On Saturday night, when the news first reached the Blue Jays, Montoyo decided right away that he needed to be with Budzinski, leaving the game management to John Schneider and others so he could offer some support.

“The moment that happened, my heart’s with Bud,” Montoyo said. “The game? We’ve got enough coaches that can do a good job, so that’s why my job was to be with Mark.”

“There’s good men and great men,” Montoyo added. “He’s a great man. You’d ache for anybody, but he’s a special kind of person. Brave. The only thing I can share about what happened: even before he left, he wrote a note for me to read to the team while going through that tragedy. That tells you everything about Mark Budzinski.”

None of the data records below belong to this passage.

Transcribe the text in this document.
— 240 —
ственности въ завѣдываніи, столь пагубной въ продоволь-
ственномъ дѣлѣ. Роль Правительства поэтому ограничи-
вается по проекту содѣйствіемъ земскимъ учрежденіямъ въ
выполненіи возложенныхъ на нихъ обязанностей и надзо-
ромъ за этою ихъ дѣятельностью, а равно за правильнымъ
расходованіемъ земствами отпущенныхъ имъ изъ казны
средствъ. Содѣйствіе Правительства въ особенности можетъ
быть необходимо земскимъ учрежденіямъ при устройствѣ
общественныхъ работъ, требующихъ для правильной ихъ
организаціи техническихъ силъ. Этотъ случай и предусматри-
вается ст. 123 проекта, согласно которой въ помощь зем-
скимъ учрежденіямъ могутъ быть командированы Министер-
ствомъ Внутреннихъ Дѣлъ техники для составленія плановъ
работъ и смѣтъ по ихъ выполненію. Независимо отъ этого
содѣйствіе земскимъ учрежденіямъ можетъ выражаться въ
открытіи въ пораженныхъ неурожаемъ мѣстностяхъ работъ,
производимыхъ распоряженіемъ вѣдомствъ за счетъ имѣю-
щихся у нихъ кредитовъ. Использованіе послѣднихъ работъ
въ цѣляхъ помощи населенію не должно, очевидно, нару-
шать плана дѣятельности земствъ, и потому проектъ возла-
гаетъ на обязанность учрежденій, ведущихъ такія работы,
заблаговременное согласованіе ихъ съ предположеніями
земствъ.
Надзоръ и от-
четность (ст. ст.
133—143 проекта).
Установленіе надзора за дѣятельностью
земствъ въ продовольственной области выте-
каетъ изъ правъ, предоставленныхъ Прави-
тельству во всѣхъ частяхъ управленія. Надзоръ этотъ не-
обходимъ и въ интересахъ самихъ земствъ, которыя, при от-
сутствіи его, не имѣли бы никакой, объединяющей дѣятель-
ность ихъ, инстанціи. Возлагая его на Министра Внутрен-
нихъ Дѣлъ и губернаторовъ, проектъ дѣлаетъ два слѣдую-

The Blue Jays closed their clubhouse to the media after Saturday’s game to inform the players of the news. Sunday morning, the team officially announced the news.

“This devastating loss is felt by our entire organization and we grieve alongside Bud and his family,” Blue Jays GM Ross Atkins said in a statement issued by the team. “I have known Bud for more than 25 years and have always admired his commitment as a dad and husband first. He is loved and well-respected by our entire clubhouse and holds a special place in all our hearts.”

With Budzinski away from the team, bullpen catcher Luis Hurtado continued coaching first base Sunday. Internally, the Blue Jays are working through the details of how coaching assignments will be reassigned while Budzinski’s away from his typical first base and outfield defence duties.

From here, the Blue Jays head west for three games in Oakland and four more in Seattle. Once they’re out west, they’ll learn more about the state of Gausman’s ankle and look to bank some wins against an Athletics team that’s already lost 54 times. If nothing else, they’ll get some space from a weekend that ended badly. At this point, they could likely use it.